Nós, o povo

Demétrio Magnoli abordou hoje no Globo a questão das cotas, particularmente a decisão da Suprema Corte americana.

Magnoli questiona “ações governamentais que dividem o povo por meio da raça“, pois serviriam como promotores da noções de inferioridade racial e levariam a “uma escalada de hostilidade racial e conflito“.

Segundo ele, a decisão americana restaura o princípio de igualdade política de Martin Luther King e já provoca reação principalmente na Fundação Ford, nos EUA e no Brasil, que “traduzem a decisão como uma reação conservadora“. Estes estariam interessados em esconder os argumentos dos juízes sob “uma pilha de chavões vazios“.

O presidente da Corte, John Roberts, escreveu que “o caminho para acabar com a discriminação baseada na raça é a acabar com a discriminação baseada na raça“. As acões afirmativas apenas invertem o sinal da discriminação, consagrando a raça no domínio da política e da lei, destruindo o princípio da soberania.

O preâmbulo da Carta americana diz “Nós, o povo dos Estados Unidos…“, e foi a primeira na história que fundava-se “sobre o alicerce de um contrato político entre cidadãos iguais“. Magnoli defende que este alicerce se perde se “direitos comuns se convertem em privilégios distribuídos segundo critérios raciais“.

Reconhece que o “povo” não existiu plenamente nos Estados Unidos enquanto vigorou a escravidão e perdurou nas leis o princípio do “separados, mas iguais“, fronteira esta que foi suprimida na década de 60 com o movimento pelos direitos civis.

A decisão atual seria a correção de quase três décadas de equívocos, pois a política de cotas teria sido estabelecida na década de 70 quando se calava o movimento pelos direitos civis por pressão da Fundação Ford e de uma legião de ONGs. “A nação que nem sequer usufruíra os frutos do banimento da raça, foi aprisionada pela velha maldição, vestida nos trajes das cotas raciais“.

O Brasil estaria importando “produtos usados, que fracassaram no país de origem“.
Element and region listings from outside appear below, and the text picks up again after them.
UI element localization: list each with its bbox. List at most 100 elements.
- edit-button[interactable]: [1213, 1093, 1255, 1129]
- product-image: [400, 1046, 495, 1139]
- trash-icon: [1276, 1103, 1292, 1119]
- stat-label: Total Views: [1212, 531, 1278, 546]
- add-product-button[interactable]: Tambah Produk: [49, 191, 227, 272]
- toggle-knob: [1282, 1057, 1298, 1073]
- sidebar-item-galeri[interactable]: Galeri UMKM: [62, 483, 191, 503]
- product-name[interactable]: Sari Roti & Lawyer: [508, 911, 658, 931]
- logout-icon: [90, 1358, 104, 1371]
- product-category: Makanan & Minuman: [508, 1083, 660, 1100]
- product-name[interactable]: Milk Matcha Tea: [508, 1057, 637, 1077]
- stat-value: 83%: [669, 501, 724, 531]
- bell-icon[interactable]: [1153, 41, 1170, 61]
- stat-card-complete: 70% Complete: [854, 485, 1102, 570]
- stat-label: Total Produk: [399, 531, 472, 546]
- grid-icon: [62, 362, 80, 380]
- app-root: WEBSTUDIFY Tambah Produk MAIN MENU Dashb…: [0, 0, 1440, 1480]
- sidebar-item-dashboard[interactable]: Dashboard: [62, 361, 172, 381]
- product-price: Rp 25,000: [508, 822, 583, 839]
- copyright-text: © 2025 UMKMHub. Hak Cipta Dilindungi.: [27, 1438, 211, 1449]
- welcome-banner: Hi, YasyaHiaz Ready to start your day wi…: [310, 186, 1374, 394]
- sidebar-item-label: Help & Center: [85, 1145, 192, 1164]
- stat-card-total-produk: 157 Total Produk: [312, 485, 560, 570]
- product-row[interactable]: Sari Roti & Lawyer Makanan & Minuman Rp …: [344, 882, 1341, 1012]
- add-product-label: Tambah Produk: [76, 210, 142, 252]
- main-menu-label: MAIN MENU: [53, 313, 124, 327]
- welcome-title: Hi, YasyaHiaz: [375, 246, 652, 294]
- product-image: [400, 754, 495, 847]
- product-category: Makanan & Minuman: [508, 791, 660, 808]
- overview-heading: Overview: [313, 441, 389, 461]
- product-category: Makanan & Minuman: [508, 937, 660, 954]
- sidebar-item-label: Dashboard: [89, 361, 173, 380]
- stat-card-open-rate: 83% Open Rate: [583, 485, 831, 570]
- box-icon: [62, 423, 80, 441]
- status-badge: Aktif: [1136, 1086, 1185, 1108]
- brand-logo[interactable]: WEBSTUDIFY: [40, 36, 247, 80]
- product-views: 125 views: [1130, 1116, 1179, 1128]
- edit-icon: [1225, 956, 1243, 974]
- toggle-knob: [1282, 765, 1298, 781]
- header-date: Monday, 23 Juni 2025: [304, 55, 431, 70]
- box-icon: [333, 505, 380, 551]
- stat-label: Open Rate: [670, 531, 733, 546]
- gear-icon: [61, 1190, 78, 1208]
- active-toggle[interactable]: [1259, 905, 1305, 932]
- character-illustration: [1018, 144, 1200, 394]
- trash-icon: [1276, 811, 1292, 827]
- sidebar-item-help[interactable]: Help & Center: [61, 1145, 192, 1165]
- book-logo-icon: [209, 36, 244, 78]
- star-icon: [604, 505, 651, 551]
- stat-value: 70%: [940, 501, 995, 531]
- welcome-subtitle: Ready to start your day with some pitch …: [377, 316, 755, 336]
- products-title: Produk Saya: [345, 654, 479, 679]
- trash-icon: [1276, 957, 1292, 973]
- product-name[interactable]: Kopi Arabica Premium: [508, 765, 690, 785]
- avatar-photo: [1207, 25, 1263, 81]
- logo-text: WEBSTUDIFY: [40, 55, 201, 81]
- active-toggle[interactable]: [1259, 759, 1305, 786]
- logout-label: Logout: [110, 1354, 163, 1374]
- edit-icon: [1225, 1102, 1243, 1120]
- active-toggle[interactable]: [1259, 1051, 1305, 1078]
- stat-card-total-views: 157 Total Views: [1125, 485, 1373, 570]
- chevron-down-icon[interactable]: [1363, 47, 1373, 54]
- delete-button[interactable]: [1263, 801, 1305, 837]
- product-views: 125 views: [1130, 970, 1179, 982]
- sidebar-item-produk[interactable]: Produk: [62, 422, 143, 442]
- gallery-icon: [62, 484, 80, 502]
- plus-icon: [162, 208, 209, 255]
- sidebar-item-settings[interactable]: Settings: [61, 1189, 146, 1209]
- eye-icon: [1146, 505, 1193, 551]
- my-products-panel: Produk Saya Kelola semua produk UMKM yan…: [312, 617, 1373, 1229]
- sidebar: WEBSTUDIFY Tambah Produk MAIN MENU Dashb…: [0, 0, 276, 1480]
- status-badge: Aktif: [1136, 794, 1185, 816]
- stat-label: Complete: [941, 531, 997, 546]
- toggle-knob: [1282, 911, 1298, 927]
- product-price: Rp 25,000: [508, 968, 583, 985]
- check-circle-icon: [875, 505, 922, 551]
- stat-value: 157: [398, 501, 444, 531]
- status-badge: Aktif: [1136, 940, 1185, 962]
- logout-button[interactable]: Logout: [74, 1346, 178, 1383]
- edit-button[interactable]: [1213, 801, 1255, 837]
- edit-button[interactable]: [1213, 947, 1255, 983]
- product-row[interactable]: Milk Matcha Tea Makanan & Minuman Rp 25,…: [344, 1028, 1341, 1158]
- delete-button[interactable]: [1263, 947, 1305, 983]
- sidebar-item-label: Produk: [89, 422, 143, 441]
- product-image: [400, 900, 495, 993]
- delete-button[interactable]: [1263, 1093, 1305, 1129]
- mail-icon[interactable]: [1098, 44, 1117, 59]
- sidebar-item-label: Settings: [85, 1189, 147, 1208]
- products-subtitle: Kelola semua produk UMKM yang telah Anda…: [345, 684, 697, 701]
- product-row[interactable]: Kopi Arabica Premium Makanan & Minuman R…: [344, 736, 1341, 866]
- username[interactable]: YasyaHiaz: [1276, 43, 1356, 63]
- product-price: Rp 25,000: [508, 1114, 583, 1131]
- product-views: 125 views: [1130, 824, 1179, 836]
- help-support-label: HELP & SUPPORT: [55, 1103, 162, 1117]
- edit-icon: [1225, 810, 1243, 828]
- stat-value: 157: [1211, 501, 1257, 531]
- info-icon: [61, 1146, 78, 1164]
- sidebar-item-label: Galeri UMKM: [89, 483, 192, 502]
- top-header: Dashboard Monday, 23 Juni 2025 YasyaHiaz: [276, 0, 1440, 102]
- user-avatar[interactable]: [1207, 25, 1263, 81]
Conclui com o voto em separado do juiz Anthony Kennedy que inicialmente protestou: “Quem exatamente é branco e quem exatamente é não-branco? Ser forçado a viver sob um rótulo racial oficial é inconsistente com a dignidade dos indivíduos na nossa sociedade. E é um rótulo que o indivíduo é impotente para mudar!“. Defendeu, no entanto, a legalidade de iniciativas para seleção de áreas racialmente segregadas para prioridade em investimentos públicos. Segundo Magnoli, não seria “difícil de adaptar essas propostas às condições do Brasil, onde a segregação ocorre decorre mais da renda que da cor da pele“. A dificuldade seria vencer os fanáticos da raça, “cujo imperativo categórico é a divisão da nação em blocos raciais“.